A todo correr fue en pos de ese hombre. No había razones; o tal vez sí, pero ni siquiera pensó en ellas. Al verlo caído, se despertó algo en él. Más que una idea, era un manojo de emociones aquello que lo empujaba hacia delante. Jugándose la piel, se metió entre los toros. Gritó, espantó, llegó hasta donde estaba el almirante, y con la fortuna por aliada, ayudó a levantarse al bucanero, a quien todos conocían como un hombre afortunado, y lo salvó de una muerte segura.

Mientras los toros, desorientados, se desviaban y huían reconducidos por los piratas, los españoles se batieron en retirada hacia Panamá en confuso desorden.

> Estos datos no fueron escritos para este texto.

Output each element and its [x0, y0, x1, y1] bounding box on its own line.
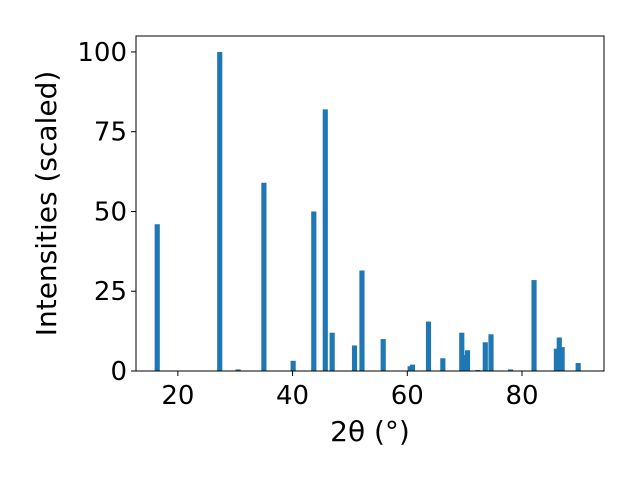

La visión de los demonios que habían saqueado Maracaibo, Puerto Príncipe, Portobello, que habían derrotado a los destacamentos del castillo de San Lorenzo en el río Chagres, desafiado los peligros imponentes de las selvas del istmo, vencido a los ejércitos de la única ciudad inexpugnable del Nuevo Mundo y enfrentado a más de dos mil toros bravos, esa visión era excesiva para unos jóvenes soldados españoles.

Se replegaron porque ya era notorio que Panamá estaba perdida, y al fondo, sonaban las campanas de todas sus iglesias.

—Es la segunda vez que me salvas el pellejo, amigo mío —rezongó Morgan, chorreando sangre por la cabeza, con un machete en una mano, un sable en la otra y mirando hacia el enemigo en retirada.

Pero Lefthand, jadeando, con el corazón desbocado y los ojos fijos en el mismo punto que Morgan, permaneció como ausente y no dijo nada.